Shit was not fine. I felt like I was fed to the wolves. During the divorce I begged to live with Pat, he was a hard ass navy man but I still felt like I connected with him more than my mom. I was told my whole life how much of a “Daddies Girl” I was and it was a bit true, I feared the man and loved him dearly. What a way to learn to love. He taught me useful things and encouraged me to be a confident tomboy. The request was denied, I was a young impressionable girl and needed what?—her mother, so mommy was what I got. Pat realizing his love for me would cost him, believing the price too steep he opted not to adopt me in exchange for two years worth of ill matched Christmas gifts.
Daddy-less Daddies Girl. That will be the handle of my next Grindr or SA account.

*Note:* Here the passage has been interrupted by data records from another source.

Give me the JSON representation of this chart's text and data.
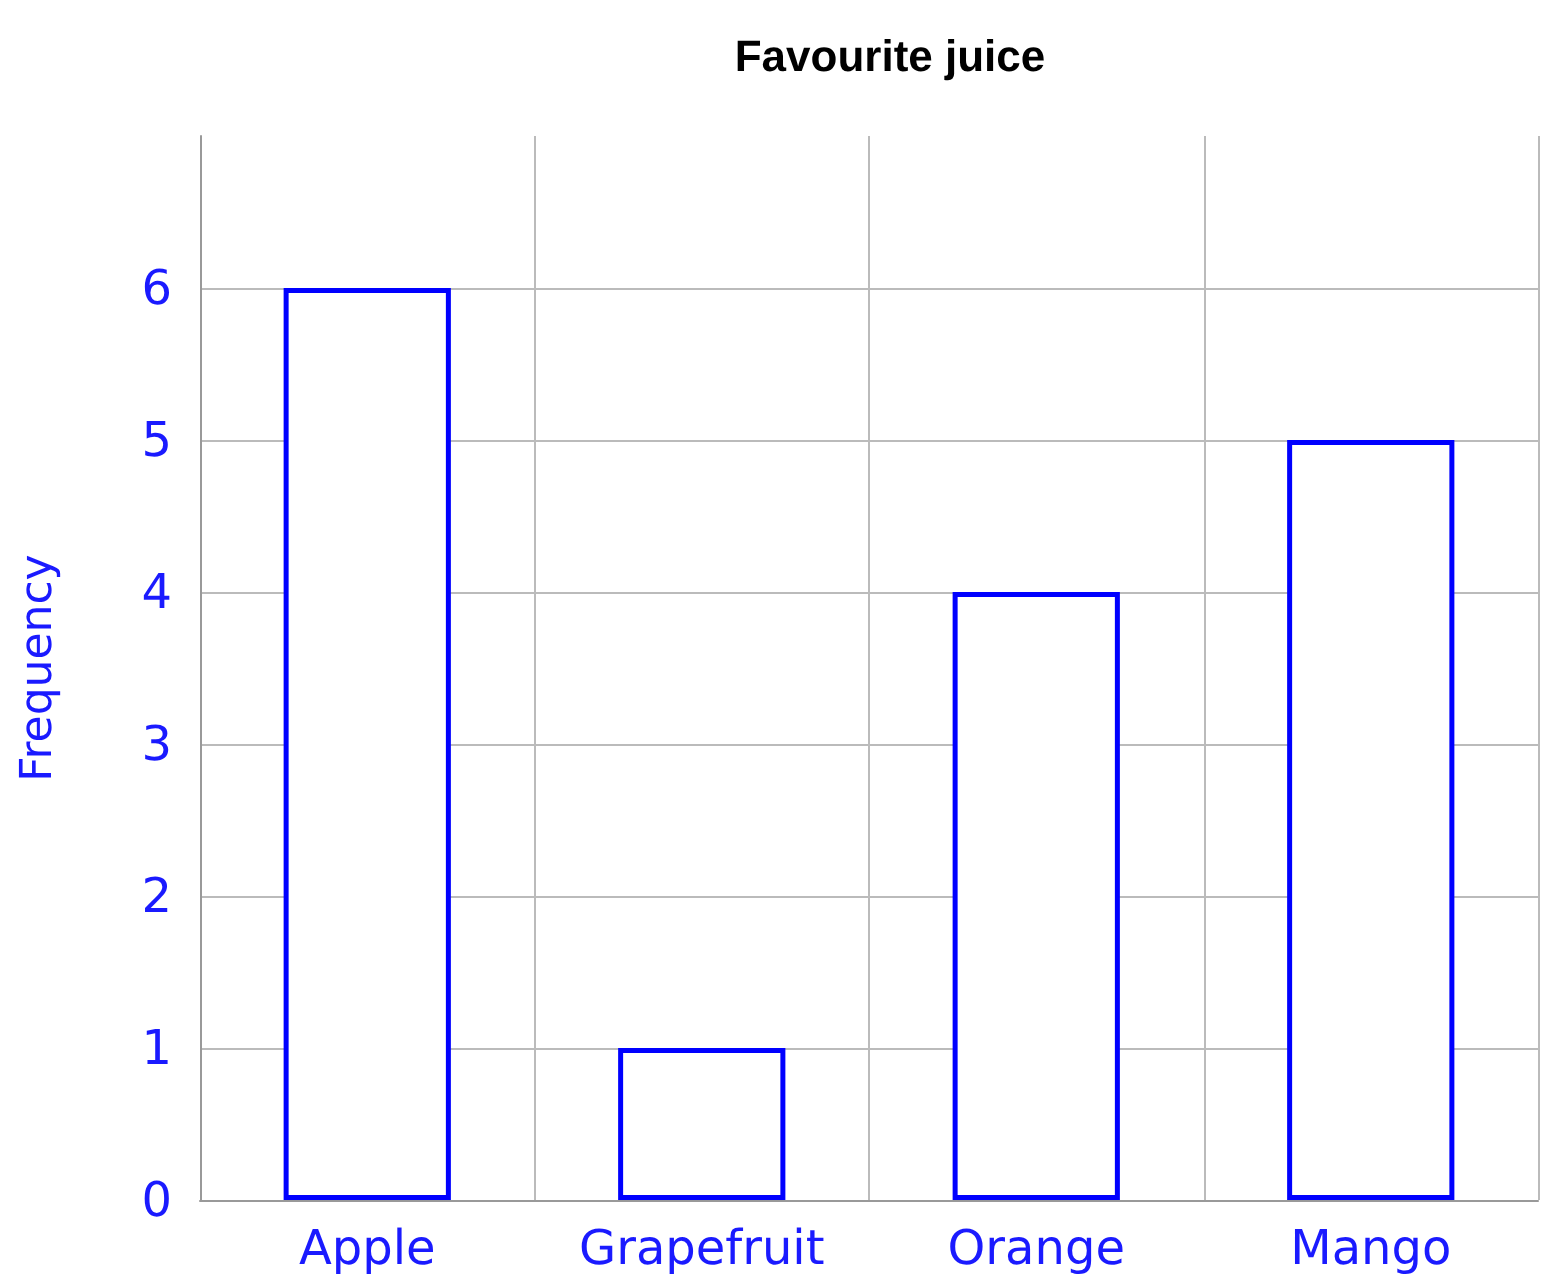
{
  "chart_data": {
    "type": "bar",
    "title": "Favourite juice",
    "ylabel": "Frequency",
    "categories": [
      "Apple",
      "Grapefruit",
      "Orange",
      "Mango"
    ],
    "values": [
      6,
      1,
      4,
      5
    ],
    "color": "#0000ff",
    "ylim": [
      0,
      7
    ],
    "yticks": [
      0,
      1,
      2,
      3,
      4,
      5,
      6
    ],
    "grid": true
  }
}
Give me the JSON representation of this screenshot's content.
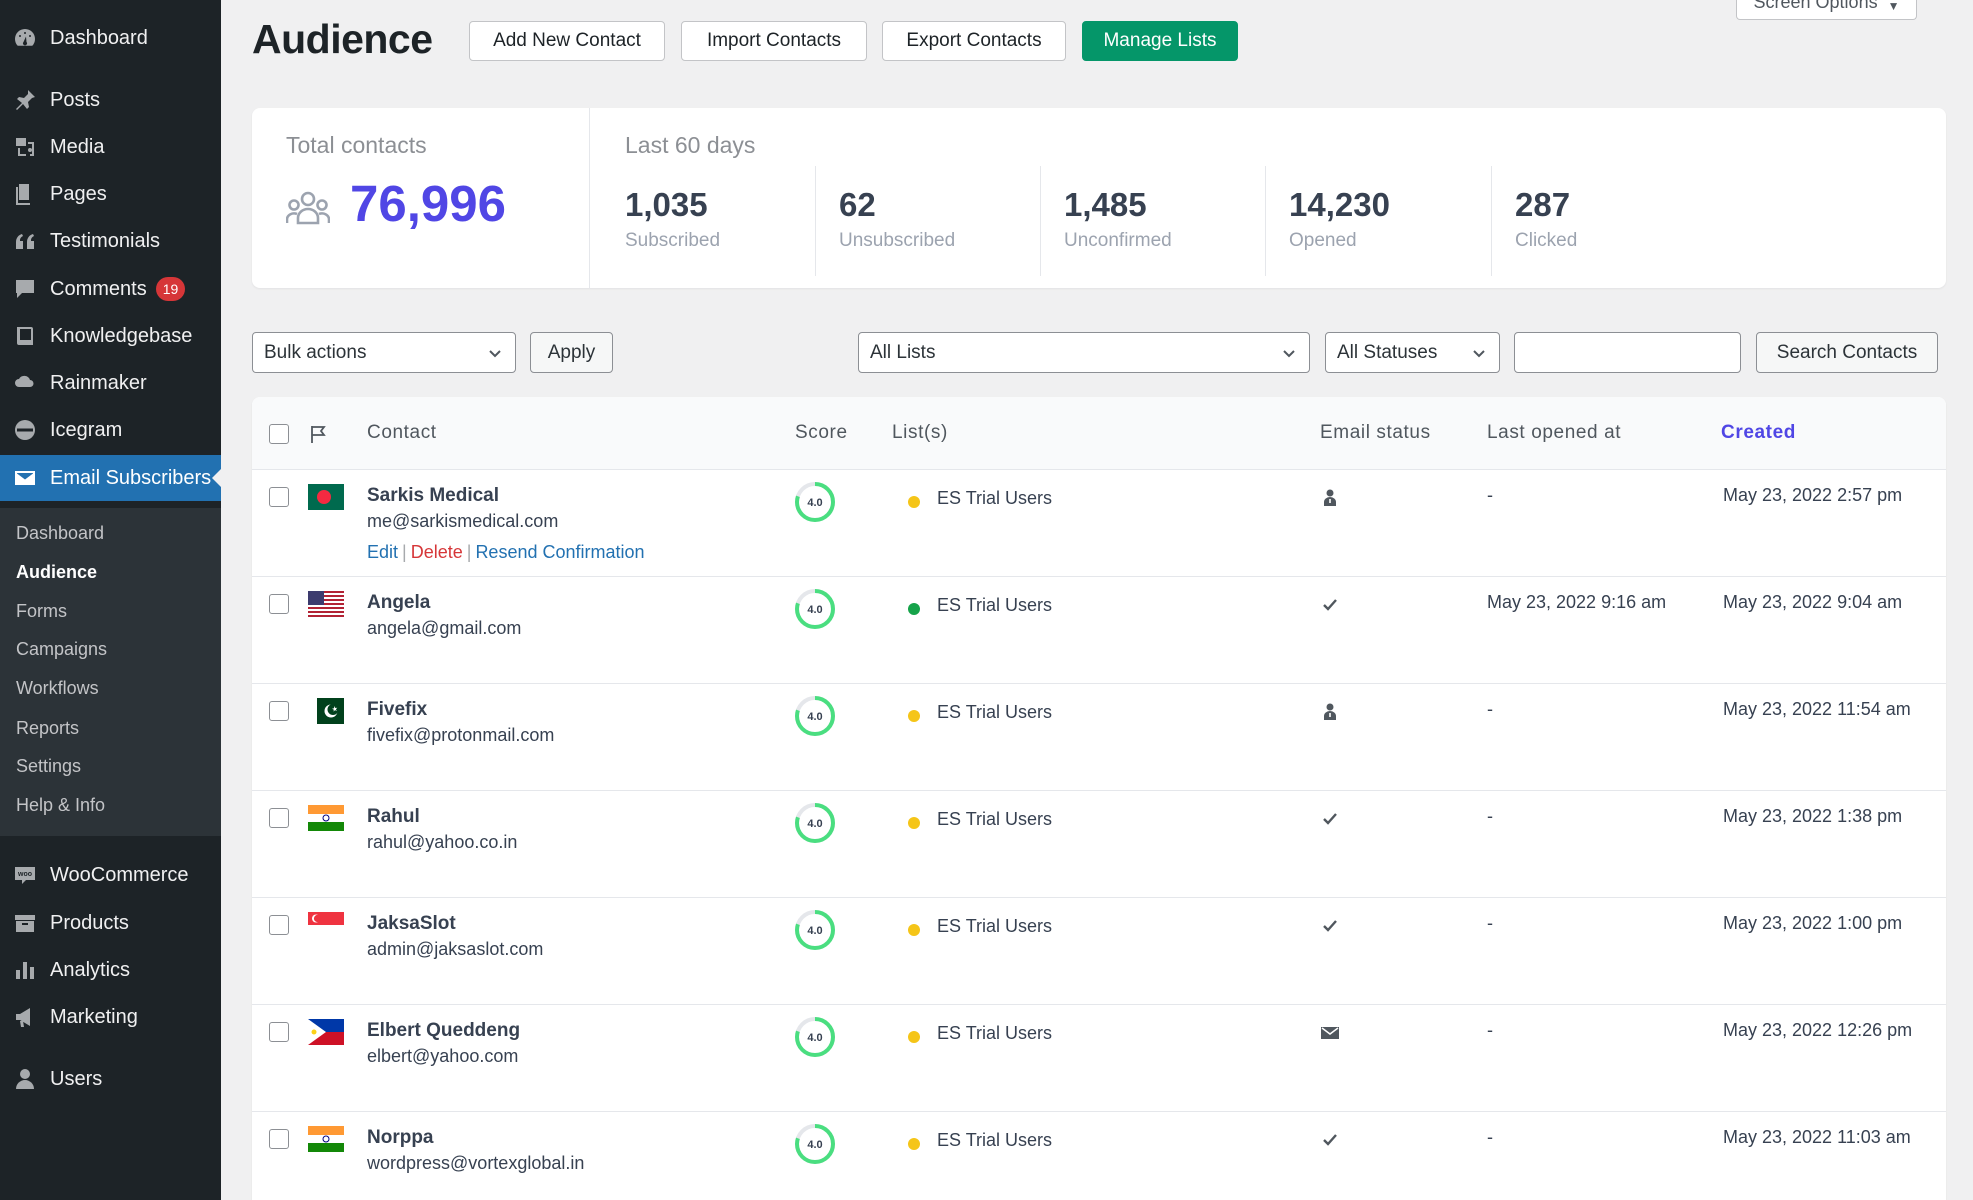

I feel like the fate of my parental experience was fucked by the adults around me. I became a difficult teen, dwelling in my basement void of family or social connection. The feelings of isolation I felt then are very reminiscent of the fellings I have had during this Covid-19 disaster. In the years following we moved away from the home and people I loved to a foreign desert one of the social, cultural, and geographical kind. The cultural shock I had was surprising, I had never witnessed inland America. I dreamt of submerging myself into the cold pre-radiated ocean waters of the Puget Sound. I lost the connection to my identity and the understanding of who I was in all manners, no longer the friend of Jenny, explorer of nature, daughter of the Tatman family. I was now miss Terrel, a temporary guest in the home of the newly married couple. Being labeled ‘difficult’ though my emotional attention and sex seeking I felt comfort the most when getting high and fucking. Knowing who I am now it is hard to believe that I was ever in trouble for what I was doing then. This is still my main source of comfort and I’m not sure how I feel about that. I am just learning to harness its power.